As written, you are violating the single responsibility principle: this constructor is acting both as a coordinator (figuring out which checks to run) and as a calculator (computing whether or not the regular expression is a match). I'd probably leave it, because the pattern is so common.

You are also (possibly) sharing some of the validation code for the "general" string based id (not null, not empty), which the rules specific to ClientId (not '0', not a negative integer). If so, some refactoring is called for.

String.matches(regex) is just a wrapper around Pattern.matches(regex,input). Given that you know that the regular expression isn't going to change from one call to the next, you might create a single static instance of the Pattern so that you aren't compiling it multiple times.
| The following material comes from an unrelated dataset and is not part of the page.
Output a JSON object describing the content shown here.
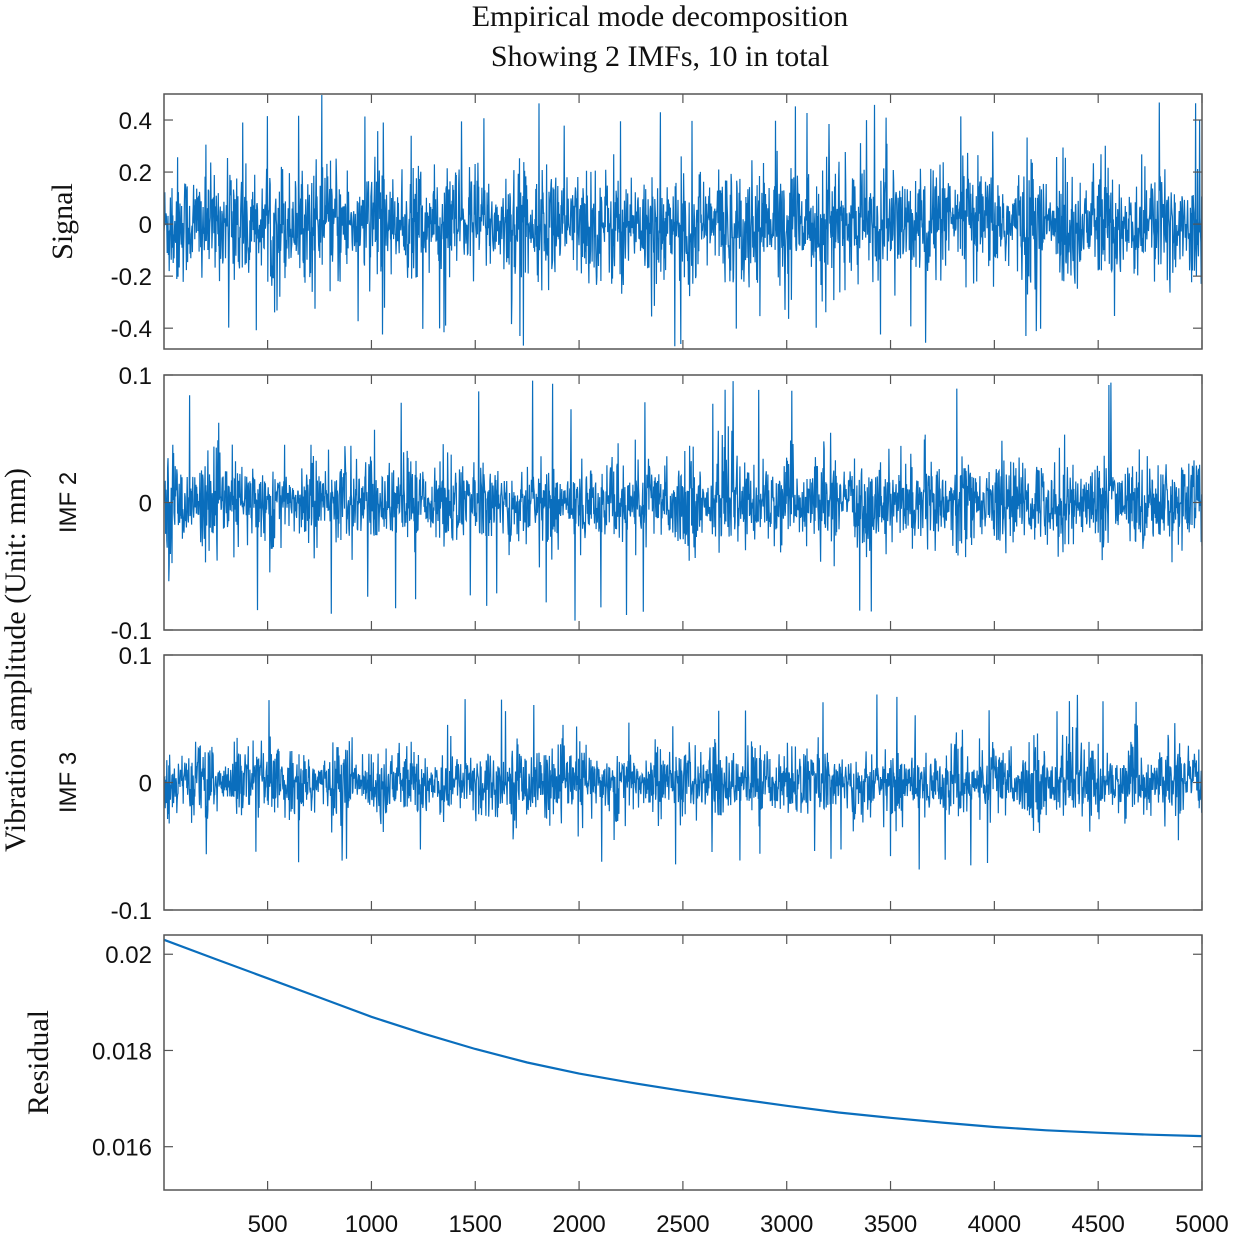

It does complicate the logic in the constructor somewhat

checkArgument(! pattern.matcher(clientId).matches(), "clientId must not be negative or zero");

I'd be more likely to do this if I moved the match calculation into a separate function/factory -- the performance gains are not likely to be measurable, and readability is important.
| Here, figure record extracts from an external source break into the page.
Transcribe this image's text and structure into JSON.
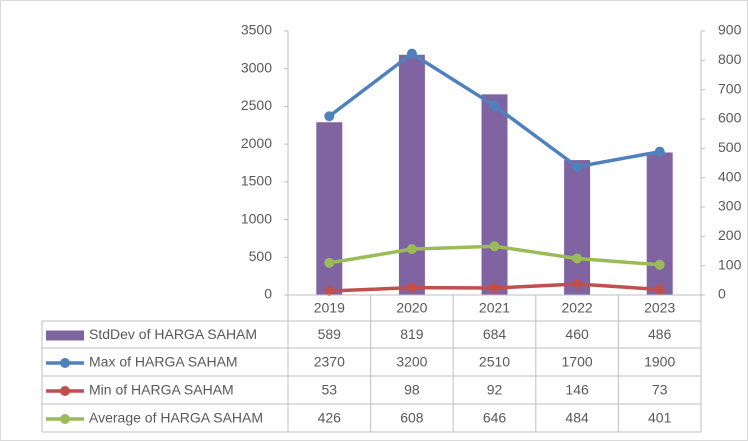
{
  "chart_data": {
    "type": "bar",
    "categories": [
      "2019",
      "2020",
      "2021",
      "2022",
      "2023"
    ],
    "series": [
      {
        "name": "StdDev of HARGA SAHAM",
        "type": "bar",
        "axis": "y2",
        "color": "#8064a2",
        "values": [
          589,
          819,
          684,
          460,
          486
        ]
      },
      {
        "name": "Max of HARGA SAHAM",
        "type": "line",
        "color": "#4f81bd",
        "values": [
          2370,
          3200,
          2510,
          1700,
          1900
        ]
      },
      {
        "name": "Min of HARGA SAHAM",
        "type": "line",
        "color": "#c0504d",
        "values": [
          53,
          98,
          92,
          146,
          73
        ]
      },
      {
        "name": "Average of HARGA SAHAM",
        "type": "line",
        "color": "#9bbb59",
        "values": [
          426,
          608,
          646,
          484,
          401
        ]
      }
    ],
    "ylim": [
      0,
      3500
    ],
    "yticks": [
      0,
      500,
      1000,
      1500,
      2000,
      2500,
      3000,
      3500
    ],
    "y2lim": [
      0,
      900
    ],
    "y2ticks": [
      0,
      100,
      200,
      300,
      400,
      500,
      600,
      700,
      800,
      900
    ]
  }
}
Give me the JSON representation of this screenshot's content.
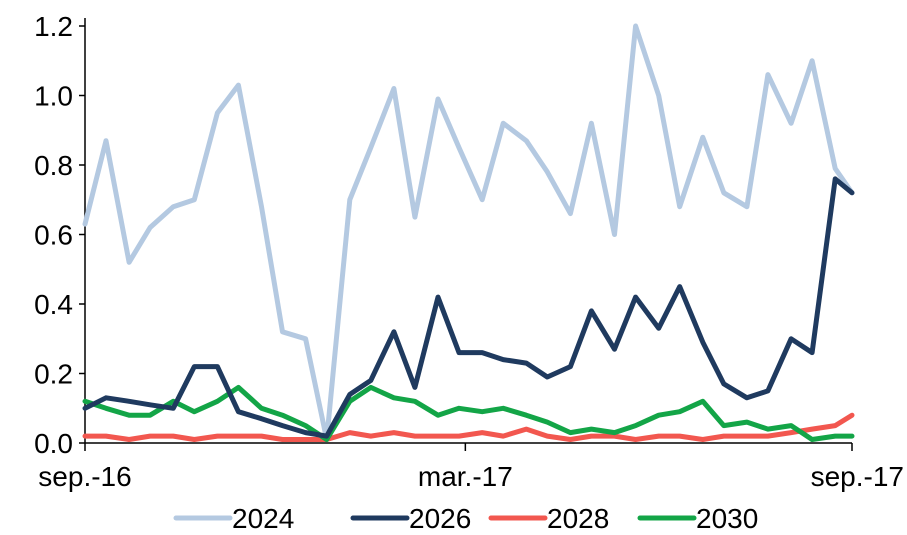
{
  "colors": {
    "2024": "#b4c9e1",
    "2026": "#1f3a5f",
    "2028": "#f2574f",
    "2030": "#13a547"
  },
  "chart_data": {
    "type": "line",
    "title": "",
    "xlabel": "",
    "ylabel": "",
    "x_ticks": [
      "sep.-16",
      "mar.-17",
      "sep.-17"
    ],
    "x_range": [
      "2016-09-01",
      "2017-09-01"
    ],
    "ylim": [
      0,
      1.2
    ],
    "y_ticks": [
      "0.0",
      "0.2",
      "0.4",
      "0.6",
      "0.8",
      "1.0",
      "1.2"
    ],
    "y_tick_values": [
      0,
      0.2,
      0.4,
      0.6,
      0.8,
      1.0,
      1.2
    ],
    "grid": false,
    "legend_position": "bottom",
    "x": [
      "2016-09-01",
      "2016-09-11",
      "2016-09-22",
      "2016-10-02",
      "2016-10-13",
      "2016-10-23",
      "2016-11-03",
      "2016-11-13",
      "2016-11-24",
      "2016-12-04",
      "2016-12-15",
      "2016-12-25",
      "2017-01-05",
      "2017-01-15",
      "2017-01-26",
      "2017-02-05",
      "2017-02-16",
      "2017-02-26",
      "2017-03-09",
      "2017-03-19",
      "2017-03-30",
      "2017-04-09",
      "2017-04-20",
      "2017-04-30",
      "2017-05-11",
      "2017-05-21",
      "2017-06-01",
      "2017-06-11",
      "2017-06-22",
      "2017-07-02",
      "2017-07-13",
      "2017-07-23",
      "2017-08-03",
      "2017-08-13",
      "2017-08-24",
      "2017-09-01"
    ],
    "series": [
      {
        "name": "2024",
        "values": [
          0.63,
          0.87,
          0.52,
          0.62,
          0.68,
          0.7,
          0.95,
          1.03,
          0.68,
          0.32,
          0.3,
          0.01,
          0.7,
          0.85,
          1.02,
          0.65,
          0.99,
          0.85,
          0.7,
          0.92,
          0.87,
          0.78,
          0.66,
          0.92,
          0.6,
          1.2,
          1.0,
          0.68,
          0.88,
          0.72,
          0.68,
          1.06,
          0.92,
          1.1,
          0.79,
          0.72
        ]
      },
      {
        "name": "2026",
        "values": [
          0.1,
          0.13,
          0.12,
          0.11,
          0.1,
          0.22,
          0.22,
          0.09,
          0.07,
          0.05,
          0.03,
          0.02,
          0.14,
          0.18,
          0.32,
          0.16,
          0.42,
          0.26,
          0.26,
          0.24,
          0.23,
          0.19,
          0.22,
          0.38,
          0.27,
          0.42,
          0.33,
          0.45,
          0.29,
          0.17,
          0.13,
          0.15,
          0.3,
          0.26,
          0.76,
          0.72
        ]
      },
      {
        "name": "2028",
        "values": [
          0.02,
          0.02,
          0.01,
          0.02,
          0.02,
          0.01,
          0.02,
          0.02,
          0.02,
          0.01,
          0.01,
          0.01,
          0.03,
          0.02,
          0.03,
          0.02,
          0.02,
          0.02,
          0.03,
          0.02,
          0.04,
          0.02,
          0.01,
          0.02,
          0.02,
          0.01,
          0.02,
          0.02,
          0.01,
          0.02,
          0.02,
          0.02,
          0.03,
          0.04,
          0.05,
          0.08
        ]
      },
      {
        "name": "2030",
        "values": [
          0.12,
          0.1,
          0.08,
          0.08,
          0.12,
          0.09,
          0.12,
          0.16,
          0.1,
          0.08,
          0.05,
          0.01,
          0.12,
          0.16,
          0.13,
          0.12,
          0.08,
          0.1,
          0.09,
          0.1,
          0.08,
          0.06,
          0.03,
          0.04,
          0.03,
          0.05,
          0.08,
          0.09,
          0.12,
          0.05,
          0.06,
          0.04,
          0.05,
          0.01,
          0.02,
          0.02
        ]
      }
    ]
  }
}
I would suggest that you consider is that your representation of the data, after it has passed all of its validation checks, should probably differ from the representation before the checks have been validated.

public class ClientId {
    // final, because we don't want code to later change the id to
    // something that isn't valid.
    private final String clientId;

    public ClientId(String clientId) {
        checkNotNull(clientId, "clientId cannot be null");
        checkArgument(clientId.length() > 0, "clientId can't be an empty string");
        checkArgument(!clientId.matches("-\\d+|0"), "clientId must not be negative or zero");

        this.clientId = clientId;    
    } 
}

class Builder {
    public Builder setClientId(String clientId) {
        return setClientId(new ClientId(clientId));
    }

    public Builder setClientId(ClientId clientId) {
        this.clientId = clientId;
        return this;
    }
}

Done this way, all of the code that interacts with a client id knows from the data type that the constraints on the data have already been verified.

Typically, when implementing a value type this way, you'll also want to replace the default implementations of equals() and hashcode() to make sure that you still have string like semantics available.

Less typically, you will find examples where the standard is to use marker interfaces to denote values.

public ClientId implements ValueObject<ClientId> { ... }

or even

public ClientId implements Id<ClientId> {...}

The marker interfaces will sometimes specify queries that the types must implement

public interface ValueObject<T> {
    boolean sameValueAs(T other);
}

You provide a bit of extra work in the class implementation, and you get some clarity/readability in the consumer code.

In some domains, you may need to worry about the fact that clever attackers can capture a reference to an incompletely constructed value type. In that case, putting the data validation in the constructor won't suffice, you'll instead want to use a factory method to construct the object. For instance:

public class ClientId {
    private final String clientId;

    private ClientId(String clientId) {
        this.clientId = clientId;    
    } 

    public static ClientId create(String clientId) {
        checkNotNull(clientId, "clientId cannot be null");
        checkArgument(clientId.length() > 0, "clientId can't be an empty string");
        checkArgument(!clientId.matches("-\\d+|0"), "clientId must not be negative or zero");

        // with the checks verified, we take advantage of the fact that this
        // method has access to the private constructor that is inaccessible
        // everywhere else.
        return new ClientId(clientId);
    }
}

Written this way, the checks happen before the call to the java.lang.Object constructor exits, which is a critical point in the lifetime of the potential reference.